Il était arrivé dans ma chambre d'hôpital il y a tout juste deux heures. J'avais observé le médecin discuter avec une personne qui au vue de son âge semblait être sa mère. Elle était inquiète je pouvais le dire au ton de sa voix quand elle parlait au médecin. Elle voulait savoir pourquoi il ne se réveillait pas. Le médecin du lui assurer à plusieurs reprises que c'était simplement le choc, qu'il n'y avait pas à s'inquiéter qu'il se réveillerait bientôt, il fallait lui donner du temps pour guérir. Après leur départ je l'avais observé, ce n'était pas facile, je ne voyais que son profil droit, j'étais allongé à sa droite, incapable de me déplacer de mon lit, pour l'instant en tout cas. Il ne semblai pas souffrir de graves blessures, mais c'était difficile à dire avec la couverture qui le recouvrait, et puis chez nous les militaires il existe un certains nombres de blessures invisibles. Je ne pouvais pas m'empêcher de le fixer, pourtant croyez-moi ce n'est pas mon genre, les gens qui le font m'énerve, mais j'ai une drôle d'impression. J'aimerai bien qu'il se réveille, qu'il parle, oui je sais je donne l'impression d'être un gamin impatient, mais je suis très bavard de nature et je n'ai pas l'habitude d'avoir quelqu'un à côté de moi et de ne rien dire pendant autant de temps.
-Je sais que tu vas probablement pas me répondre, mais ce n'est pas grave, je peux toujours tenter. Je ne risque rien. Je m'appelle Greg, mais tout le monde m'appelle Mouse, ouais je sais ça craint comme surnom, mais je n'ai pas choisi, tu sais ce que c'est. Je cherchais un signe qui montrerait qu'il m'entendait sans résultat.
-Si jamais je te soule faut me le dire, j'ai tendance à trop parler d'après mes supérieurs mais je ne peux pas m'en empêcher. T'es pas obligé de parler, fais-moi juste un signe, du côté droit sans vouloir te commander, parce que je suis allongé du côté droit, tu comprends. Toujours rien aucun signe, mais j'étais loin d'avoir écoulé mon stock de parole, ça faisait trois jours que je n'avais parlé à personne en dehors du personnel médical et eux il n'avait pas le temps, mais lui ne semblait pas en manquer, remarque ça se trouve il dort et ne m'entend pas.
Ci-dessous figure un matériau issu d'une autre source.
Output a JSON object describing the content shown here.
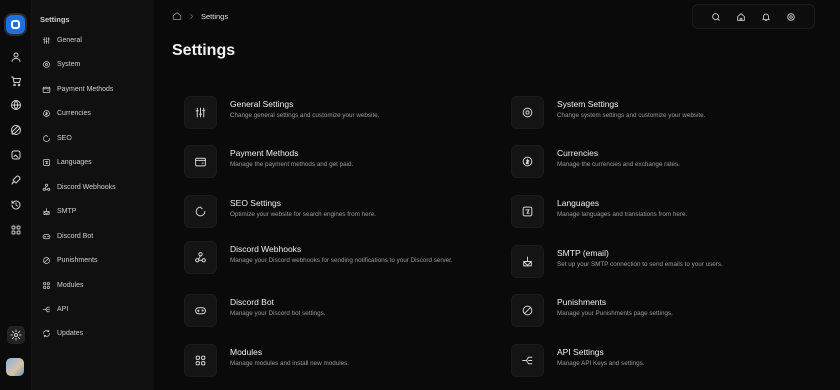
{
  "rail": {
    "icons": [
      "user-icon",
      "cart-icon",
      "globe-icon",
      "edit-icon",
      "image-icon",
      "rocket-icon",
      "history-icon",
      "grid-icon",
      "settings-icon"
    ]
  },
  "sidebar": {
    "heading": "Settings",
    "items": [
      {
        "label": "General",
        "icon": "sliders-icon"
      },
      {
        "label": "System",
        "icon": "cog-icon"
      },
      {
        "label": "Payment Methods",
        "icon": "wallet-icon"
      },
      {
        "label": "Currencies",
        "icon": "coin-icon"
      },
      {
        "label": "SEO",
        "icon": "seo-icon"
      },
      {
        "label": "Languages",
        "icon": "language-icon"
      },
      {
        "label": "Discord Webhooks",
        "icon": "webhook-icon"
      },
      {
        "label": "SMTP",
        "icon": "mail-icon"
      },
      {
        "label": "Discord Bot",
        "icon": "gamepad-icon"
      },
      {
        "label": "Punishments",
        "icon": "ban-icon"
      },
      {
        "label": "Modules",
        "icon": "modules-icon"
      },
      {
        "label": "API",
        "icon": "api-icon"
      },
      {
        "label": "Updates",
        "icon": "refresh-icon"
      }
    ]
  },
  "breadcrumb": {
    "current": "Settings"
  },
  "topbar": {
    "icons": [
      "search-icon",
      "home-icon",
      "bell-icon",
      "settings-icon"
    ]
  },
  "page": {
    "title": "Settings"
  },
  "cards": [
    {
      "title": "General Settings",
      "desc": "Change general settings and customize your website.",
      "icon": "sliders-icon"
    },
    {
      "title": "System Settings",
      "desc": "Change system settings and customize your website.",
      "icon": "cog-icon"
    },
    {
      "title": "Payment Methods",
      "desc": "Manage the payment methods and get paid.",
      "icon": "wallet-icon"
    },
    {
      "title": "Currencies",
      "desc": "Manage the currencies and exchange rates.",
      "icon": "coin-icon"
    },
    {
      "title": "SEO Settings",
      "desc": "Optimize your website for search engines from here.",
      "icon": "seo-icon"
    },
    {
      "title": "Languages",
      "desc": "Manage languages and translations from here.",
      "icon": "language-icon"
    },
    {
      "title": "Discord Webhooks",
      "desc": "Manage your Discord webhooks for sending notifications to your Discord server.",
      "icon": "webhook-icon"
    },
    {
      "title": "SMTP (email)",
      "desc": "Set up your SMTP connection to send emails to your users.",
      "icon": "mail-icon"
    },
    {
      "title": "Discord Bot",
      "desc": "Manage your Discord bot settings.",
      "icon": "gamepad-icon"
    },
    {
      "title": "Punishments",
      "desc": "Manage your Punishments page settings.",
      "icon": "ban-icon"
    },
    {
      "title": "Modules",
      "desc": "Manage modules and install new modules.",
      "icon": "modules-icon"
    },
    {
      "title": "API Settings",
      "desc": "Manage API Keys and settings.",
      "icon": "api-icon"
    }
  ]
}
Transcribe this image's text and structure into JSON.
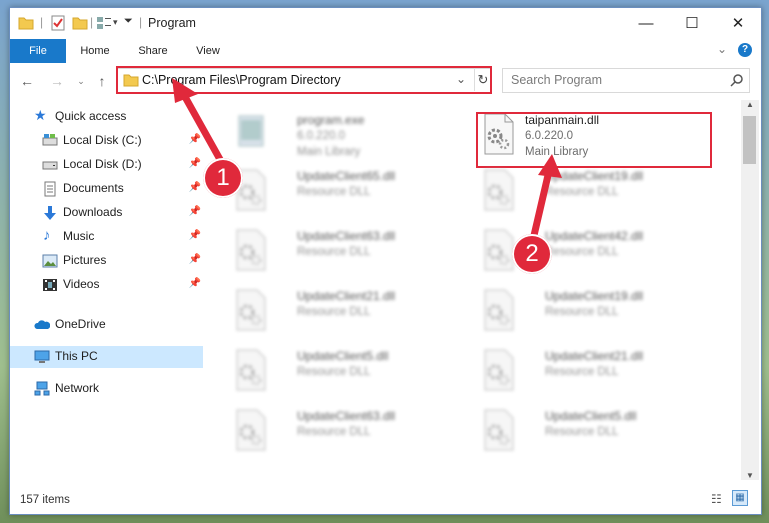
{
  "window": {
    "title": "Program",
    "caption": {
      "minimize": "—",
      "maximize": "☐",
      "close": "✕"
    }
  },
  "ribbon": {
    "tabs": [
      "File",
      "Home",
      "Share",
      "View"
    ]
  },
  "address": {
    "path": "C:\\Program Files\\Program Directory"
  },
  "search": {
    "placeholder": "Search Program"
  },
  "sidebar": {
    "items": [
      {
        "label": "Quick access",
        "icon": "star-icon",
        "pinned": false
      },
      {
        "label": "Local Disk (C:)",
        "icon": "drive-icon",
        "pinned": true
      },
      {
        "label": "Local Disk (D:)",
        "icon": "drive-icon",
        "pinned": true
      },
      {
        "label": "Documents",
        "icon": "documents-icon",
        "pinned": true
      },
      {
        "label": "Downloads",
        "icon": "download-icon",
        "pinned": true
      },
      {
        "label": "Music",
        "icon": "music-icon",
        "pinned": true
      },
      {
        "label": "Pictures",
        "icon": "pictures-icon",
        "pinned": true
      },
      {
        "label": "Videos",
        "icon": "videos-icon",
        "pinned": true
      },
      {
        "label": "OneDrive",
        "icon": "cloud-icon",
        "pinned": false
      },
      {
        "label": "This PC",
        "icon": "computer-icon",
        "pinned": false
      },
      {
        "label": "Network",
        "icon": "network-icon",
        "pinned": false
      }
    ]
  },
  "files": [
    {
      "name": "program.exe",
      "line2": "6.0.220.0",
      "line3": "Main Library",
      "highlight": false
    },
    {
      "name": "taipanmain.dll",
      "line2": "6.0.220.0",
      "line3": "Main Library",
      "highlight": true
    },
    {
      "name": "UpdateClient65.dll",
      "line2": "Resource DLL",
      "line3": "",
      "highlight": false
    },
    {
      "name": "UpdateClient19.dll",
      "line2": "Resource DLL",
      "line3": "",
      "highlight": false
    },
    {
      "name": "UpdateClient63.dll",
      "line2": "Resource DLL",
      "line3": "",
      "highlight": false
    },
    {
      "name": "UpdateClient42.dll",
      "line2": "Resource DLL",
      "line3": "",
      "highlight": false
    },
    {
      "name": "UpdateClient21.dll",
      "line2": "Resource DLL",
      "line3": "",
      "highlight": false
    },
    {
      "name": "UpdateClient19.dll",
      "line2": "Resource DLL",
      "line3": "",
      "highlight": false
    },
    {
      "name": "UpdateClient5.dll",
      "line2": "Resource DLL",
      "line3": "",
      "highlight": false
    },
    {
      "name": "UpdateClient21.dll",
      "line2": "Resource DLL",
      "line3": "",
      "highlight": false
    },
    {
      "name": "UpdateClient63.dll",
      "line2": "Resource DLL",
      "line3": "",
      "highlight": false
    },
    {
      "name": "UpdateClient5.dll",
      "line2": "Resource DLL",
      "line3": "",
      "highlight": false
    }
  ],
  "status": {
    "count": "157 items"
  },
  "annotations": {
    "step1": "1",
    "step2": "2"
  },
  "colors": {
    "accent": "#1979ca",
    "annotation": "#e0293b",
    "selected": "#cce8ff"
  }
}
-Je ne sais pas pour toi mais moi les hôpitaux, j'ai toujours détesté ça, tu me diras je n'ai jamais connu personne qui les appréciait particulièrement, la bouffe est dégueu, les murs tristes, et puis si on est là c'est qu'on ne va pas bien. D'ailleurs en parlant de ça, je suis curieux de savoir ce qui t'es arrivé, ouais j'avais aussi oublié de préciser ça, je suis curieux, un peu trop, je fais tout en trop jamais en moins, va savoir d'où ça vient. Moi mon véhicule a roulé sur une bombe, j'ai eu beaucoup de chance, juste quelques éclats de shrapnel dans la jambe et dans le bras. Je devrais repartir dans quelques jours.
-Mon meilleur ami est mort sous mes yeux.
Je sursautai en entendant sa voix, je ne m'attendais pas à ça, elle était étrangement rauque, ça ne ressemblait pas à la sienne, il ne l'avait probablement pas utilisé pendant plusieurs jours.
-Je suis désolé. Répondis-je, c'était un peu bancal, mais je ne savais pas quoi dire d'autre. J'avais envie de le prendre dans mes bras, n'allait pas imaginer des choses, juste comme ça, pour lui enlever une partie du poids qu'il portait sur ses épaules. J'avais envie de l'enlacer comme… comme un frère, voilà c'est ça comme un frère. Vous savez c'est comme ce que disait se célèbre auteur, je ne me souviens plus de son nom, attendez à voilà ça y'est, il s'agit de Montaigne. Il disait à propos de son ami Etienne La Boétie « si on me presse de dire pourquoi je l'aimais je sens que cela ne peut s'exprimer qu'en répondant : parce que c'était lui, parce que c'était moi ». Je suis impressionné de me souvenir de ça, comme quoi mes heures passées à l'école n'ont pas totalement servi à rien. Il est arrivé dans ma chambre il y a seulement quelques heures, je ne connais même pas son nom et pourtant sans savoir dire pourquoi il est déjà comme un frère, je l'aime come un membre de ma famille et je sais que dans plusieurs années on parlera encore de cette rencontre dans cette lugubre chambre d'hôpital là où on est devenu comme des frères.